Background Eighty percent of patients presenting to ambulance services present with pain. Pain is sometimes inadequately assessed and treated. Effective pain management can improve patient outcomes and experience. Previous qualitative research suggested that numerical verbal pain scores, usually used to assess pain in the ambulance setting, were poorly understood. We developed a new tool, the ‘Patient Reported Outcome Measure for Pain Treatment’ (PROMPT), to address this need. Initial testing showed that PROMPT had reliability and (face, content and predictive) validity. We aimed to investigate the effectiveness of PROMPT.
Methods We used a non-randomised control group design in adult patients with chest pain or injury treated by intervention paramedics using PROMPT compared with control paramedics following usual practice for pain outcomes (reduction in pain score, use of analgesia). Routine data from electronic patient records were used to measure outcomes. We collected baseline rates of outcomes in patients treated by intervention and control paramedics, in a seven month period one year previously, to adjust for secular trends. The study was conducted in East Midlands Ambulance Service. We used regression analysis to compare groups for differences in pain score change and use of analgesics correcting for baseline rates and demographic differences.
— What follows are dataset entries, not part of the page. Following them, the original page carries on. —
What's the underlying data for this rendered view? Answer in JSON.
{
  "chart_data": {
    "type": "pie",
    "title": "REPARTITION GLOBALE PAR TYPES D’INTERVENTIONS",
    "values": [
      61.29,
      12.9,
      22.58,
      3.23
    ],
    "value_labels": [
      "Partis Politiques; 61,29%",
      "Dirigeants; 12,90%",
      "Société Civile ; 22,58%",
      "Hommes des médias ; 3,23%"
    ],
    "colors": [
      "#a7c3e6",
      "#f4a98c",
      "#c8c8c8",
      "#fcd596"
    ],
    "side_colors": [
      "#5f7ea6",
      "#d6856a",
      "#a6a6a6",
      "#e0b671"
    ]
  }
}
Results Twenty-five intervention paramedics used PROMPT (of 35 who were trained in its use) treating 300 patients over a seven month period. Data for these and 848 patients treated by 106 control paramedics were entered into SPSS and STATA12 for analysis. Mean reductions in pain score ( p<0.001) and use of analgesics was significantly greater (p<0.001) in patients managed by paramedics using PROMPT compared with those receiving usual care after adjusting for patient age, sex, clinical condition and baseline rates.
Conclusion Use of the PROMPT resulted in greater reductions in pain score and increased use of analgesics compared with usual care.